La colline a des yeux – Collector 40e anniversaire

DVD : La restauration 4K de ce Master est belle mais ne peut pas faire de miracles sur un matériel de tournage en 16mm. Reste donc du grain, des tremblements et quelques saletés, mais ils sont en cohérence avec le film. Le son s’en tire de la même façon, avec clarté mais sans effet surround. L’édition est très riche en suppléments. On commence avec une fin alternative inédite en HD, qui fait prendre la mesure du bon choix de montage final. On a droit également à trois commentaires audio passionnants : un premir de Wes Craven et du producteur Peter Locke, un autre des comédiens Michael Berryman, Janus Blythe, Susan Lanier et Martin Speer (40 ans après), et un dernier de l’auteur Mikel J. Coven, qui analyse le film tiré du fait divers. Le journaliste aux Cahiers du Cinéma Stéphane du Mesnildot propose lui aussi une analyse plutôt intéressante dans un entretien de 15 minutes. Le documentaire Wes Craven, grand réalisateur d’Hollywood livre un beau portrait du réalisateur. Un petit segment The Desert Sessions donne l’occasion d’une rencontre avec le compositeur Don Peake.
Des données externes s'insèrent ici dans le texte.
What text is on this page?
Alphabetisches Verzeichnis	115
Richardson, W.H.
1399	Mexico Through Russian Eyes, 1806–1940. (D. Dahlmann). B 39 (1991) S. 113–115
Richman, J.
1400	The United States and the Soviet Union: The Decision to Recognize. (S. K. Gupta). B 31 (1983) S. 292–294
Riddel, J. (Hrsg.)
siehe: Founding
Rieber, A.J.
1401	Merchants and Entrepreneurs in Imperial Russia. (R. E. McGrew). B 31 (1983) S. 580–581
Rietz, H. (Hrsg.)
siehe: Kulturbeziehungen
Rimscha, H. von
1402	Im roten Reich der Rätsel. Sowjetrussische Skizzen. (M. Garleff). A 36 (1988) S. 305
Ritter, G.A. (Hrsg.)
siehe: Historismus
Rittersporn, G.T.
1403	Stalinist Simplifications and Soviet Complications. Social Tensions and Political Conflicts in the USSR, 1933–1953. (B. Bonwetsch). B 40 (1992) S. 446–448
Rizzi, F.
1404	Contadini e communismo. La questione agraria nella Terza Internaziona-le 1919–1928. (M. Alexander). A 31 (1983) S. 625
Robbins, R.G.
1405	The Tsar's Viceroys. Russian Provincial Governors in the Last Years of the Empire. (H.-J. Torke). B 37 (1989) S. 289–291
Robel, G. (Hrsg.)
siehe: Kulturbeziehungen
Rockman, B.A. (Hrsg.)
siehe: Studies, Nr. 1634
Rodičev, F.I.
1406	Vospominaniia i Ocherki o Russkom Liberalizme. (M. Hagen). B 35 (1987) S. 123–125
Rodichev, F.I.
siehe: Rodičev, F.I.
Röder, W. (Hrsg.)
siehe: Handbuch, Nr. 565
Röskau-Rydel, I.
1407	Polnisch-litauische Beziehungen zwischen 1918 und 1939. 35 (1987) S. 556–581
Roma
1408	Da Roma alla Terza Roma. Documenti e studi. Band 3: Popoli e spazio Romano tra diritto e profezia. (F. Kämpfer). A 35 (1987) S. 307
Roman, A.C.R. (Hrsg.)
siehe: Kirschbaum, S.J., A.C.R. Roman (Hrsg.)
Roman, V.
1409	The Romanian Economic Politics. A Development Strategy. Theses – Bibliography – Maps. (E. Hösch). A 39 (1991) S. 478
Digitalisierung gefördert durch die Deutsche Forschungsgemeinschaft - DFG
Après un bêtisier, les coulisses du tournage, les bandes annonces et autres spots TV, un second Blu-ray (que nous n’avons pas eu entre les mains) offre un bonus de taille, avec La colline a des yeux 2 réalisée en 1985 toujours par Wes Craven. Cette suite très moyenne est proposée pour la première fois en HD. Le DVD propose également une interview avec le comédien Martin Speer, et un excellent documentaire qui retrace le tournage de La colline a des yeux, à l’aide d’entretiens récents et de documents d’archives. Sans doute l’un des suppléments les plus intéressant de l’édition. Enfin, le livre de 200 pages (que nous n’avons pas pu avoir) Wes Craven, le droit à l’horreur par le critique Marc Toullec complète habilement cette superbe et indispensable édition collector 40ème anniversaire.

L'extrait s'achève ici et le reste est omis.